Capacitive v. Resisitive Screens – What’s the Difference?

In the lead up to our series on teaching touchscreen use, we need a quick exploration of the difference between capacitive and resistive screens. I wanted to keep this separate from the first post, as you’re likely only reading this if you need to understand it better. (If you already have a technical knowledge, this may seem over-simplified – it is, on purpose!)

If you don’t want to read further, but want to know why this is important, here are your two take home points first:

1) Pressing ‘harder’ will not cause a capacitive tablet to respond differently – gentle, but purposeful is best.

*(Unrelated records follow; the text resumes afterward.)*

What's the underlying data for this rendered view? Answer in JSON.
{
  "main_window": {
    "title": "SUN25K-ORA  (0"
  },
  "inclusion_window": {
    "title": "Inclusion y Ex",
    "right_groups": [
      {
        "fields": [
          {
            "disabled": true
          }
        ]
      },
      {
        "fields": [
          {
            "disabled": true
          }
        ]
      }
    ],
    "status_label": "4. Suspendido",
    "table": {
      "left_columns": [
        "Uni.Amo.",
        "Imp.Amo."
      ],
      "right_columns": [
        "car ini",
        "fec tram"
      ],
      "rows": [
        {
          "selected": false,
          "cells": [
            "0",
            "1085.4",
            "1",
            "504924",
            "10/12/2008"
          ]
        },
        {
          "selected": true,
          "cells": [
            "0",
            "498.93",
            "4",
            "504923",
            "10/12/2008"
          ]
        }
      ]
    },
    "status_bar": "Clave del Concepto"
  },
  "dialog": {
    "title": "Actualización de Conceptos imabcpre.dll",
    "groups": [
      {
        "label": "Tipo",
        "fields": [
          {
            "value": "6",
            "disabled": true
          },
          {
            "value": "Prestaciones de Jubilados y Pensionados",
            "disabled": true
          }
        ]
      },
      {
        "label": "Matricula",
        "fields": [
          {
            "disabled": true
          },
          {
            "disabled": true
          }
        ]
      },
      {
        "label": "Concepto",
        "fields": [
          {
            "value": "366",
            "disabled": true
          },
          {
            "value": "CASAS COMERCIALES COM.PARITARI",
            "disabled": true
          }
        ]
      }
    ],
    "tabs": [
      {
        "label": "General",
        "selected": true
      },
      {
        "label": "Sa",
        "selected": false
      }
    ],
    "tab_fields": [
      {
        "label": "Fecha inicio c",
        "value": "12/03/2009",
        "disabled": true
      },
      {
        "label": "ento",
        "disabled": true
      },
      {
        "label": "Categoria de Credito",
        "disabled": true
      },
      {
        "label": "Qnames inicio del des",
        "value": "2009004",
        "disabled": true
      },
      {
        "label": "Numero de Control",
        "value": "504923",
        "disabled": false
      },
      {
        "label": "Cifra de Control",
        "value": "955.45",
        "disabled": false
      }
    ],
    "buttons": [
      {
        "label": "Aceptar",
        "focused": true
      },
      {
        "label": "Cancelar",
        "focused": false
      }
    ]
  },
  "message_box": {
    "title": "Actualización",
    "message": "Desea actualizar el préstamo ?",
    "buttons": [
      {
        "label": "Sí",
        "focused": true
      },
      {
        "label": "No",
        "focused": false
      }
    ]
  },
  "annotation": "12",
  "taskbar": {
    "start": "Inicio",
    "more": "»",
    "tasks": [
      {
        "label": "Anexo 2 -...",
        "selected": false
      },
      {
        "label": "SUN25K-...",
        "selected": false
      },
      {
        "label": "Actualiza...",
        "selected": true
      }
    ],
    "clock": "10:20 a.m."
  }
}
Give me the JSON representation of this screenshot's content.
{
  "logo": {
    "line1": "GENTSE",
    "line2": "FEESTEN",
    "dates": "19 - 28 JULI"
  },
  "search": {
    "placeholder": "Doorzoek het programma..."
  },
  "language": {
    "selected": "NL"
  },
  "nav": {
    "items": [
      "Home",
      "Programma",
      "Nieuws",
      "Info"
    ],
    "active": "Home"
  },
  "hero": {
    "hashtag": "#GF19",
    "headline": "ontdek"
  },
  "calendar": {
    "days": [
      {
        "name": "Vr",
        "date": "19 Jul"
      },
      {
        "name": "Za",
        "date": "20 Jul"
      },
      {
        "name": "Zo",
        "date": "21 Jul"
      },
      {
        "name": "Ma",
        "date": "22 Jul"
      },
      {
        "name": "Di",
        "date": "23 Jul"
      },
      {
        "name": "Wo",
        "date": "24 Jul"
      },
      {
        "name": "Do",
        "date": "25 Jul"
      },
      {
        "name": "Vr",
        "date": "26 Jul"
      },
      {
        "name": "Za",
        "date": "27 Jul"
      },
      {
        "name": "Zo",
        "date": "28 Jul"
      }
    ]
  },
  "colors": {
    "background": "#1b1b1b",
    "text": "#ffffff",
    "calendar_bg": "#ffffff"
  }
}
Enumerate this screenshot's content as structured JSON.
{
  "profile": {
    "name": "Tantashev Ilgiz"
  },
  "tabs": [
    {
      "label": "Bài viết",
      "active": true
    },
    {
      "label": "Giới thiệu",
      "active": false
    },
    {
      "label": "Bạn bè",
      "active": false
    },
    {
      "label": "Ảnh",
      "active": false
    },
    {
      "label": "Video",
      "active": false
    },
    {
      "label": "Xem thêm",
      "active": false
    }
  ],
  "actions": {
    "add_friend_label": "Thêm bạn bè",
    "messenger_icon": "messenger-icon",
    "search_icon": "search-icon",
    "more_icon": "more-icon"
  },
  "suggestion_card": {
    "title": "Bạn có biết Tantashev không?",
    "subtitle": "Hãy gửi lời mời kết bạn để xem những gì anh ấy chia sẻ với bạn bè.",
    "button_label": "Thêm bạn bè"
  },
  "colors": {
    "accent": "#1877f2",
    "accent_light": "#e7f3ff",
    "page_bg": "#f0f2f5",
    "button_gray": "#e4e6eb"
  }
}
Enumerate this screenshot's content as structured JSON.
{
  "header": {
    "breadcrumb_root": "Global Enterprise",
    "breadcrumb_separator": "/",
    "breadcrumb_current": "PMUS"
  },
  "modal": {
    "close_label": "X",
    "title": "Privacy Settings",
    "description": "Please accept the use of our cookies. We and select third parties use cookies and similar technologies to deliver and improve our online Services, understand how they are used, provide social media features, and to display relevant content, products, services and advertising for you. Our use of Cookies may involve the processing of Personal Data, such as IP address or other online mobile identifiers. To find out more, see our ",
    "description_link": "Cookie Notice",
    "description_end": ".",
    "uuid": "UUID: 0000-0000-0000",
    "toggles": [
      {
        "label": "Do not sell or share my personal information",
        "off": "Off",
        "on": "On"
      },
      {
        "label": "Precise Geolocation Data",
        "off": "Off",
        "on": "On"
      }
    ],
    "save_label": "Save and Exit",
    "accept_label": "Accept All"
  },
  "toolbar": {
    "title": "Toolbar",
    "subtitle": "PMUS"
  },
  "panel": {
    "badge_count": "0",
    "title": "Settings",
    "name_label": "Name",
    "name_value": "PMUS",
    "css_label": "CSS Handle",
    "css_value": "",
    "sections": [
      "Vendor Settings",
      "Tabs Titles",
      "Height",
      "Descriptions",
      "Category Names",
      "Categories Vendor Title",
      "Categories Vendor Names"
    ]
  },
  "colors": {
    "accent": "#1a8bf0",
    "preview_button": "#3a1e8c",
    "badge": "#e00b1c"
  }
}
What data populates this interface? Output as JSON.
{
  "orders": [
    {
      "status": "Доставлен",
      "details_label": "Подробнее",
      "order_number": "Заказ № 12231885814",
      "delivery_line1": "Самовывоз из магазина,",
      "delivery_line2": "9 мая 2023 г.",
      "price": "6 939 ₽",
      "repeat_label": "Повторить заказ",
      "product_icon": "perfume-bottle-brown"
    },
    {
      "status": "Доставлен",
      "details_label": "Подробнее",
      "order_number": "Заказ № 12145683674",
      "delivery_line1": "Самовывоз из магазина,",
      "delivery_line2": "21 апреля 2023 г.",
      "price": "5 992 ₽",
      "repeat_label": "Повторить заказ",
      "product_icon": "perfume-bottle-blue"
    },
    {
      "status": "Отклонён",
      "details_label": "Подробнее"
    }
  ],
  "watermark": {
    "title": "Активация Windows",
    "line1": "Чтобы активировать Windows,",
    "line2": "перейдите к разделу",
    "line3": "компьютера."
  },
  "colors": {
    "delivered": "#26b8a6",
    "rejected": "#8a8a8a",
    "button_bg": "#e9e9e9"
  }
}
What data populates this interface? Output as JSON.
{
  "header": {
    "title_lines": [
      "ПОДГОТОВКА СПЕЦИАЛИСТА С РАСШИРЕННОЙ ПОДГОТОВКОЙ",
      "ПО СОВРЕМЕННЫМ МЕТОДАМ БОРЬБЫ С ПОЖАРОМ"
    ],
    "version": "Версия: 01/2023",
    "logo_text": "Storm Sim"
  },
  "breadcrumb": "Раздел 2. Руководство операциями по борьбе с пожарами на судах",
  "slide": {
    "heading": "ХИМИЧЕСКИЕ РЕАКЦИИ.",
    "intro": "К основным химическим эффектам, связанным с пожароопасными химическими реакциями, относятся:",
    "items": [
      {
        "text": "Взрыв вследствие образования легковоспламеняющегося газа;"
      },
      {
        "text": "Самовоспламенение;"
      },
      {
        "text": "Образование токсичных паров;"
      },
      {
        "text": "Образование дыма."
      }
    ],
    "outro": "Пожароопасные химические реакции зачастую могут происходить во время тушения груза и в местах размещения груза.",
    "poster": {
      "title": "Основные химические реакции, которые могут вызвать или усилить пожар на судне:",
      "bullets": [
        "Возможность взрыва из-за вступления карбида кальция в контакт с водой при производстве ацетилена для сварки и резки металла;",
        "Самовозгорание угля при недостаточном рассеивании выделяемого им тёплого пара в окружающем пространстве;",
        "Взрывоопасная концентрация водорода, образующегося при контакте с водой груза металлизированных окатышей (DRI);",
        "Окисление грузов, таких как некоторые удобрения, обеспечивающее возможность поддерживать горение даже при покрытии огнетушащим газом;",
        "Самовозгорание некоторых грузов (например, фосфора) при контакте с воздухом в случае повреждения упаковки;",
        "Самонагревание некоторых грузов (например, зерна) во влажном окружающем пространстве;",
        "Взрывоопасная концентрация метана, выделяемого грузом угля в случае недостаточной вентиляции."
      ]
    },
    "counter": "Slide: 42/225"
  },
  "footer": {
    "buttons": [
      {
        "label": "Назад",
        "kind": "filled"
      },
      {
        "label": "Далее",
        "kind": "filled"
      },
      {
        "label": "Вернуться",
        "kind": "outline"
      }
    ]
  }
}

2) Capacitive screens can respond to multiple taps at once – which makes them more likely to respond to accidental touches – especially from other fingers or the side of your hand. (This feature will be useful later on – when we talk about pinch and zoom).

Now a bit more detail…

A capacitive touch screen is the type of screen you’ll find on iDevices (iPads, iPhones, iPods) and most Android tablets. Contrary to a resistive tablet, which relies on pressure on the screen to operate, capacitive screens rely on surface area used when touching.

Most resistive screens use multiple layers of material which cause a response when they are pushed together. You’ve probably used this type of screen at movie theatres, airports and mall directories. They only respond to certain amounts of pressure – so you often find yourself having to push ‘harder’ to activate them.

Capacitive screens are different. The capacitive layer holds an electrical charge,  which is altered by contact with skin or a stylus tip. The screen is able to record location and size of the input – so you don’t have to press ‘hard’ to get a response – you only need to make sure the input is correct. As a result, you’ll notice it won’t work with gloves on, nor with a pen tip – these are not the right surface to alter the electrical charge. Capacitive screens can also  respond to multiple inputs as well – and this becomes useful for certain gestures the iPad and other tablets use for more advanced operation.

I hope this helps with your understanding a bit – and if it doesn’t – just head back to those first two take home points, and you should be good to go!